Why Spiritual Highs Can Be Dangerous
We tend to think the mountaintop is the safest place to be.
It feels like clarity. Momentum. Confidence. The kind of week where you say, “God is moving,” and you actually believe it with your whole chest.
And then, out of nowhere, you crash.
Elijah’s story is one of the clearest examples of this in all of Scripture. In 1 Kings 18, Elijah watches God send fire from heaven. In 1 Kings 19, that same man is under a broom tree asking God to let him die.
That should bother us, because we like simple formulas.
We want to believe:
If God is real, and I’m walking with Him, then I should feel strong.
If God just gave me victory, then fear should not touch me.
But Elijah shows us something more honest.

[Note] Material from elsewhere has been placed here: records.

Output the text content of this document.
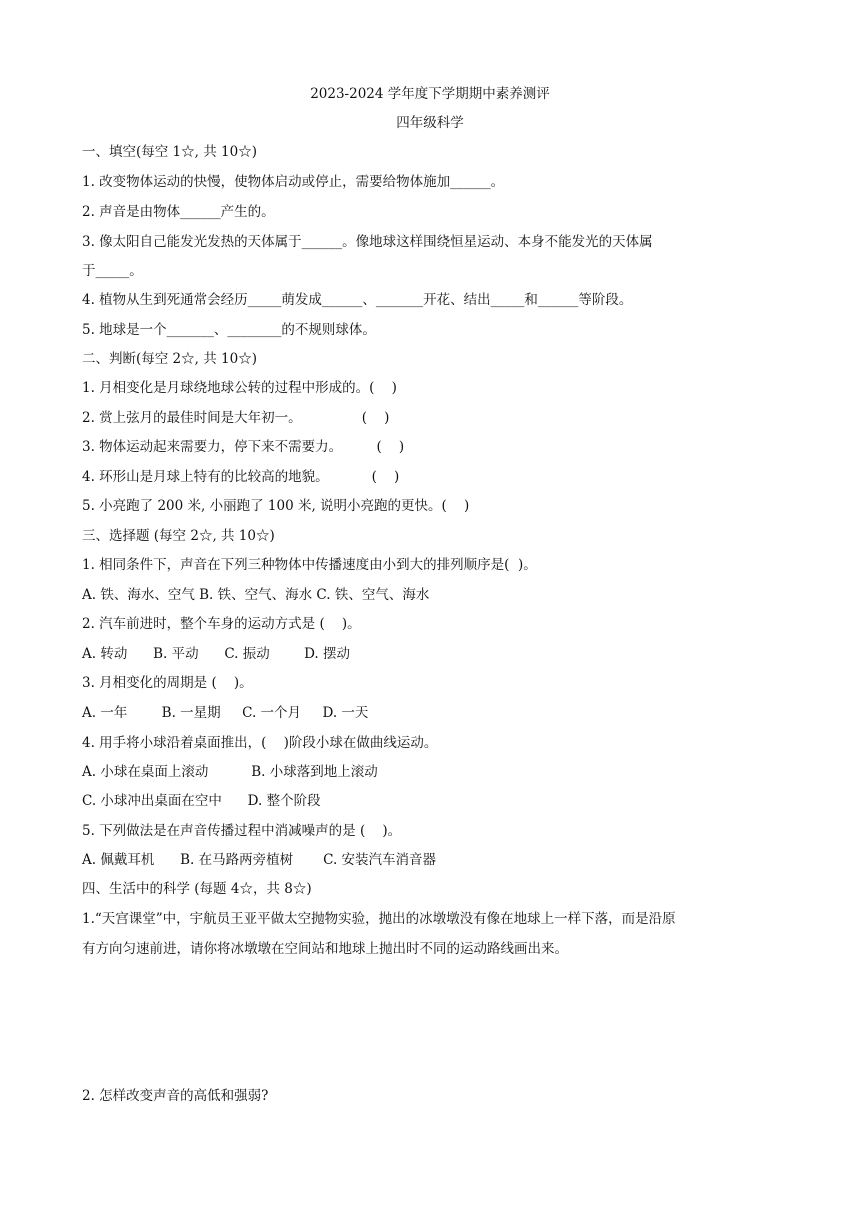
2023-2024 学年度下学期期中素养测评
四年级科学
一、填空(每空 1☆, 共 10☆)
1. 改变物体运动的快慢，使物体启动或停止，需要给物体施加______。
2. 声音是由物体______产生的。
3. 像太阳自己能发光发热的天体属于______。像地球这样围绕恒星运动、本身不能发光的天体属
于_____。
4. 植物从生到死通常会经历_____萌发成______、_______开花、结出_____和______等阶段。
5. 地球是一个_______、________的不规则球体。
二、判断(每空 2☆, 共 10☆)
1. 月相变化是月球绕地球公转的过程中形成的。(    )
2. 赏上弦月的最佳时间是大年初一。              (    )
3. 物体运动起来需要力，停下来不需要力。        (    )
4. 环形山是月球上特有的比较高的地貌。          (    )
5. 小亮跑了 200 米, 小丽跑了 100 米, 说明小亮跑的更快。(    )
三、选择题 (每空 2☆, 共 10☆)
1. 相同条件下，声音在下列三种物体中传播速度由小到大的排列顺序是(  )。
A. 铁、海水、空气 B. 铁、空气、海水 C. 铁、空气、海水
2. 汽车前进时，整个车身的运动方式是 (    )。
A. 转动      B. 平动      C. 振动        D. 摆动
3. 月相变化的周期是 (    )。
A. 一年        B. 一星期     C. 一个月     D. 一天
4. 用手将小球沿着桌面推出，(    )阶段小球在做曲线运动。
A. 小球在桌面上滚动          B. 小球落到地上滚动
C. 小球冲出桌面在空中      D. 整个阶段
5. 下列做法是在声音传播过程中消减噪声的是 (    )。
A. 佩戴耳机      B. 在马路两旁植树       C. 安装汽车消音器
四、生活中的科学 (每题 4☆，共 8☆)
1.“天宫课堂”中，宇航员王亚平做太空抛物实验，抛出的冰墩墩没有像在地球上一样下落，而是沿原
有方向匀速前进，请你将冰墩墩在空间站和地球上抛出时不同的运动路线画出来。
2. 怎样改变声音的高低和强弱?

Spiritual highs can make us assume we are spiritually invincible. And the moment we start trusting the high instead of trusting the God of the high, we are standing on thinner ice than we realize.
Scripture warns us about that kind of confidence.
1 Corinthians 10:12 (ESV)
“Therefore let anyone who thinks that he stands take heed lest he fall.”
That verse is not written to scare faithful people. It’s written to wake us up. Because it is possible to stand tall in the moment and still be vulnerable underneath.
Elijah is a picture of what happens when the body and soul are depleted after intense moments. He had poured himself out. He confronted evil. He carried enormous pressure. He experienced public victory and then private fear.
So here’s a hard truth that can set you free:
You can love God, obey God, see God move, and still feel emotionally fragile.
That does not mean you are fake. It means you are human.
And it means you need more than adrenaline. You need daily dependence.
This is why the Christian life cannot be built on big moments alone. You cannot live on the mountaintop forever. The mountaintop is a gift, but it is not a foundation.
Your foundation is not what you felt during the miracle.
Your foundation is the God who remains when the feelings fade.